L’annonce a été repoussée à minuit, dans la nuit de vendredi à samedi, comme pour conjurer le sort. Mais l’Histoire retiendra que le 7 novembre 2014, pour la 30ème session de son Conseil de la Choura, Ennahdha fut impuissant à donner une consigne de vote explicite en vue de la présidentielle. Ce n’est pas tant un coup de théâtre que l’aboutissement prévisible d’une realpolitik ponctuée de reculades chroniques. Or, il en va cette fois du devenir de la révolution et d’une démocratie naissante qu’on hypothèque.
« Ennahdha appelle les Tunisiens à choisir la personnalité la plus à même de conduire le processus démocratique… ». Malgré un sourire de circonstance, l’embarras de Fethi Ayadi annonçant la décision est perceptible.
Duplicité d’une non-consigne
Aussitôt, les interprétations fusent. Les réactions oscillent entre l’indignation et le mépris, en passant par le fatalisme. « Ils lâchent Marzouki » pour les uns, « subtile consigne de vote en filigrane » pour d’autres, ou encore « concession faite à Nidaa Tounes, premier pas vers un gouvernement d’union nationale » pour les plus résignés.

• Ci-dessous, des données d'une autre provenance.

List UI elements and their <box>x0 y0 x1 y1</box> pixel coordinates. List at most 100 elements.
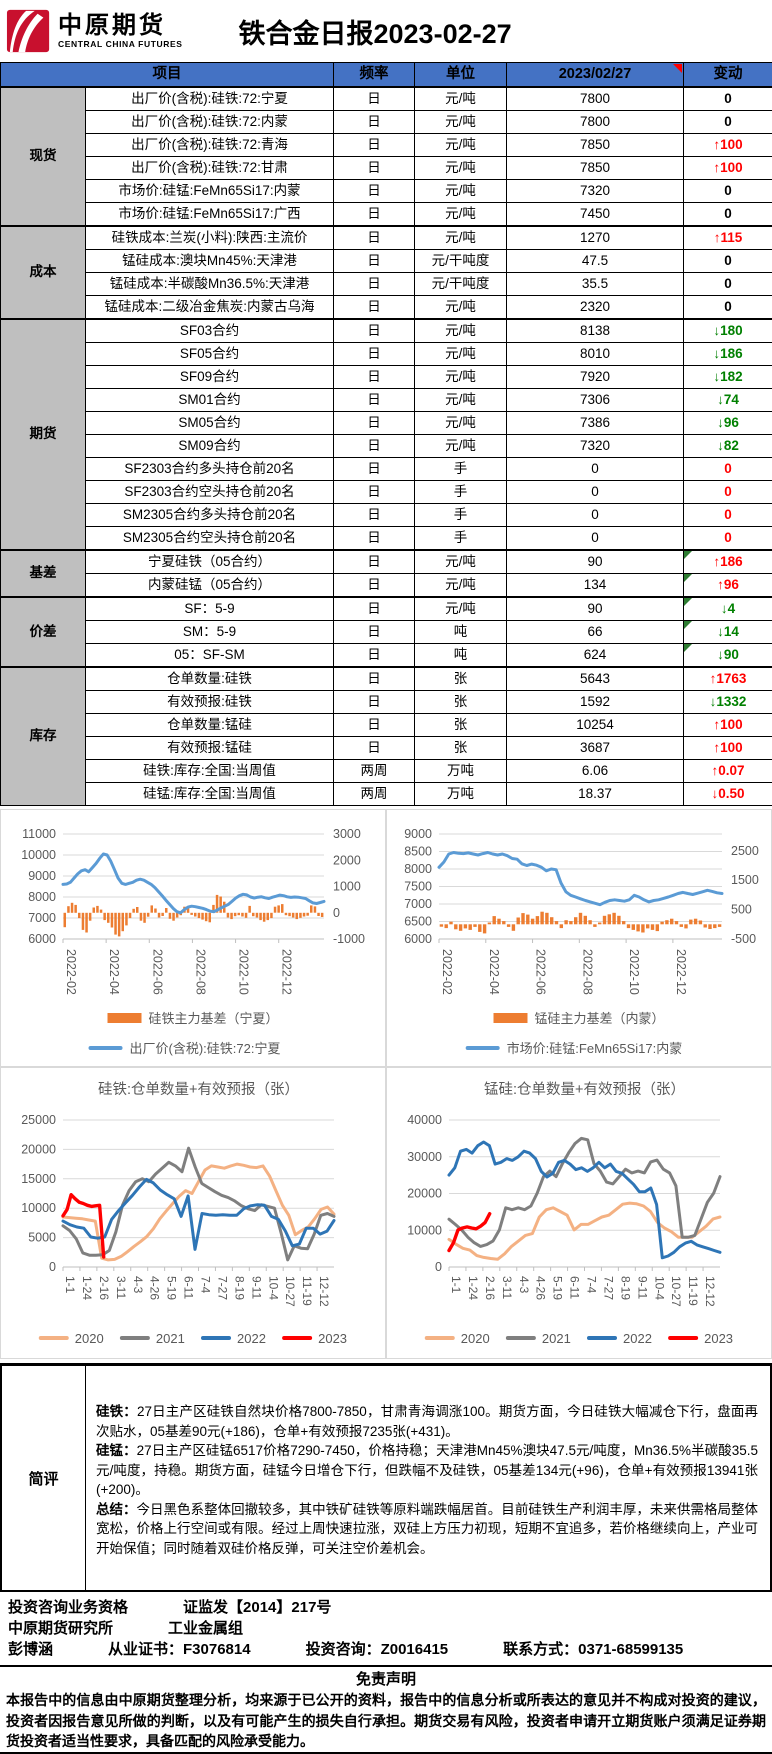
frequency-cell: 日 <box>333 110 415 134</box>
analyst-line: 彭博涵 从业证书：F3076814 投资咨询：Z0016415 联系方式：037… <box>8 1639 764 1660</box>
paragraph-head: 硅锰： <box>96 1443 137 1459</box>
unit-cell: 手 <box>414 480 507 504</box>
unit-cell: 元/干吨度 <box>414 272 507 296</box>
paragraph-body: 27日主产区硅铁自然块价格7800-7850，甘肃青海调涨100。期货方面，今日… <box>96 1404 758 1439</box>
change-value: 0 <box>724 506 732 522</box>
y-axis-right-labels: 2500 1500 500 -500 <box>731 844 759 946</box>
change-value: 0 <box>724 298 732 314</box>
comment-marker-icon <box>673 64 682 73</box>
value-cell: 3687 <box>506 736 684 760</box>
item-label: 有效预报:硅铁 <box>85 690 334 714</box>
unit-cell: 元/吨 <box>414 295 507 320</box>
unit-cell: 吨 <box>414 620 507 644</box>
logo-flame-icon <box>6 9 50 53</box>
svg-text:1500: 1500 <box>731 873 759 887</box>
change-cell: 0 <box>683 86 772 111</box>
item-label: SF09合约 <box>85 365 334 389</box>
value-cell: 7386 <box>506 411 684 435</box>
change-cell: ↓74 <box>683 388 772 412</box>
value-cell: 8138 <box>506 318 684 343</box>
unit-cell: 手 <box>414 503 507 527</box>
table-row: 硅铁:库存:全国:当周值 两周 万吨 6.06 ↑0.07 <box>1 759 772 783</box>
frequency-cell: 日 <box>333 713 415 737</box>
unit-cell: 元/吨 <box>414 133 507 157</box>
item-label: SM：5-9 <box>85 620 334 644</box>
table-row: SF09合约日元/吨 7920 ↓182 <box>1 365 772 389</box>
value-cell: 7800 <box>506 86 684 111</box>
svg-text:500: 500 <box>731 903 752 917</box>
svg-text:3-11: 3-11 <box>114 1276 128 1299</box>
svg-text:1-24: 1-24 <box>80 1276 94 1300</box>
page-title: 铁合金日报2023-02-27 <box>238 18 512 49</box>
qualification-number: 证监发【2014】217号 <box>183 1599 332 1616</box>
series-2023 <box>447 1211 492 1253</box>
item-label: 05：SF-SM <box>85 643 334 668</box>
change-value: ↓4 <box>720 600 736 616</box>
section-label: 价差 <box>0 596 86 668</box>
change-cell: 0 <box>683 202 772 227</box>
y-axis-left-labels: 9000 8500 8000 7500 7000 6500 6000 <box>404 827 432 946</box>
value-cell: 7850 <box>506 156 684 180</box>
chart-title: 锰硅:仓单数量+有效预报（张） <box>484 1081 685 1098</box>
change-cell: 0 <box>683 110 772 134</box>
gridlines <box>63 833 324 940</box>
section-label: 期货 <box>0 318 86 551</box>
x-axis-labels: 2022-02 2022-04 2022-06 2022-08 2022-10 2022-… <box>438 939 688 995</box>
series-2022 <box>61 1177 336 1251</box>
unit-cell: 元/吨 <box>414 549 507 574</box>
change-value: ↓180 <box>713 322 743 338</box>
legend: 2020 2021 2022 2023 <box>424 1331 733 1346</box>
svg-text:10000: 10000 <box>407 1223 442 1237</box>
svg-text:2023: 2023 <box>704 1331 733 1346</box>
value-cell: 0 <box>506 480 684 504</box>
frequency-cell: 日 <box>333 503 415 527</box>
change-value: ↓0.50 <box>711 785 745 801</box>
svg-text:2021: 2021 <box>156 1331 185 1346</box>
table-row: SM05合约日元/吨 7386 ↓96 <box>1 411 772 435</box>
frequency-cell: 日 <box>333 156 415 180</box>
svg-text:2500: 2500 <box>731 844 759 858</box>
series-2020 <box>447 1201 722 1261</box>
svg-text:2022-02: 2022-02 <box>64 949 78 995</box>
series-2023 <box>61 1192 106 1259</box>
company-logo: 中原期货 CENTRAL CHINA FUTURES <box>6 8 183 54</box>
item-label: 锰硅成本:半碳酸Mn36.5%:天津港 <box>85 272 334 296</box>
frequency-cell: 日 <box>333 133 415 157</box>
paragraph-body: 今日黑色系整体回撤较多，其中铁矿硅铁等原料端跌幅居首。目前硅铁生产利润丰厚，未来… <box>96 1501 758 1556</box>
svg-text:硅铁主力基差（宁夏）: 硅铁主力基差（宁夏） <box>149 1011 279 1026</box>
item-label: SM2305合约空头持仓前20名 <box>85 526 334 551</box>
svg-text:6000: 6000 <box>28 932 56 946</box>
unit-cell: 元/吨 <box>414 86 507 111</box>
change-cell: ↑100 <box>683 713 772 737</box>
svg-text:2022-12: 2022-12 <box>674 949 688 995</box>
svg-text:11-19: 11-19 <box>300 1276 314 1306</box>
frequency-cell: 日 <box>333 736 415 760</box>
change-cell: 0 <box>683 272 772 296</box>
col-header-unit: 单位 <box>414 62 507 88</box>
basis-bars <box>63 894 324 937</box>
unit-cell: 元/吨 <box>414 179 507 203</box>
change-value: ↑100 <box>713 159 743 175</box>
value-cell: 47.5 <box>506 249 684 273</box>
table-row: 现货 出厂价(含税):硅铁:72:宁夏日元/吨 7800 0 <box>0 86 772 227</box>
table-row: 出厂价(含税):硅铁:72:内蒙日元/吨 7800 0 <box>1 110 772 134</box>
change-value: ↑100 <box>713 716 743 732</box>
commentary-paragraph: 硅锰：27日主产区硅锰6517价格7290-7450，价格持稳；天津港Mn45%… <box>96 1441 758 1500</box>
svg-text:2022-04: 2022-04 <box>107 949 121 995</box>
paragraph-head: 硅铁： <box>96 1404 137 1419</box>
svg-text:7000: 7000 <box>404 897 432 911</box>
svg-text:-500: -500 <box>731 932 756 946</box>
col-header-date: 2023/02/27 <box>506 62 684 88</box>
change-value: ↓186 <box>713 345 743 361</box>
value-cell: 1270 <box>506 225 684 250</box>
y-axis-labels: 40000 30000 20000 10000 0 <box>407 1113 442 1274</box>
item-label: SM05合约 <box>85 411 334 435</box>
frequency-cell: 日 <box>333 549 415 574</box>
svg-text:10000: 10000 <box>21 848 56 862</box>
change-value: ↓182 <box>713 368 743 384</box>
change-value: 0 <box>724 529 732 545</box>
unit-cell: 元/吨 <box>414 388 507 412</box>
value-cell: 35.5 <box>506 272 684 296</box>
table-row: SM2305合约多头持仓前20名日手 0 0 <box>1 503 772 527</box>
table-row: 硅锰:库存:全国:当周值 两周 万吨 18.37 ↓0.50 <box>1 782 772 806</box>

La vérité est peut-être tout cela à la fois. Au lendemain du 26 octobre dernier, le parti retrouvait sa « taille naturelle » dans le paysage politique tunisien, soit à peu de choses près la même qu’au scrutin de 1989 (~ 40%, un score qui décida Ben Ali à engager sa politique d’éradication). Sauf qu’en l’absence de l’équivalent d’un article 15 de 2011 sur l’exclusion, la peur, le « vote utile », la nostalgie sotte et l’argent politique aidant, la taille des forces à référentiel destourien est, elle aussi, restée virtuellement inchangée.
Diffusé cette semaine, le documentaire « Ennahdha, une histoire tunisienne » rappelle que, tout au long de sa genèse, le parti de Rached Ghannouchi n’a eu de cesse d’aspirer à une forme de reconnaissance par les autorités de l’ancien régime.
Quelques années avant la révolution, Moncef Marzouki lui-même expliquait que contrairement à lui, le leadership d’Ennahdha était moins dans une démarche d’opposition frontale au régime Ben Ali que dans une volonté d’être intégré au paysage politique, selon un désir de normalisation qui ferait du parti davantage un interlocuteur qu’un adversaire. La ligne Jebali, pragmatique ami rassembleur de la droite, est paroxystique de ce penchant « RCD-friendly ».
Aujourd’hui institutionnalisé, Ennahdha ne rentre pas dans le rang seulement par frilosité. Une partie de son identité, de son ADN politique, est profondément centriste et s’accommode du statut de raisonnable parti de gouvernance. Mais en cette phase de résurgence des forces de la restauration, le risque pour les dirigeants les plus autoritaires d’Ennahdha est de creuser la rupture avec ses propres bases.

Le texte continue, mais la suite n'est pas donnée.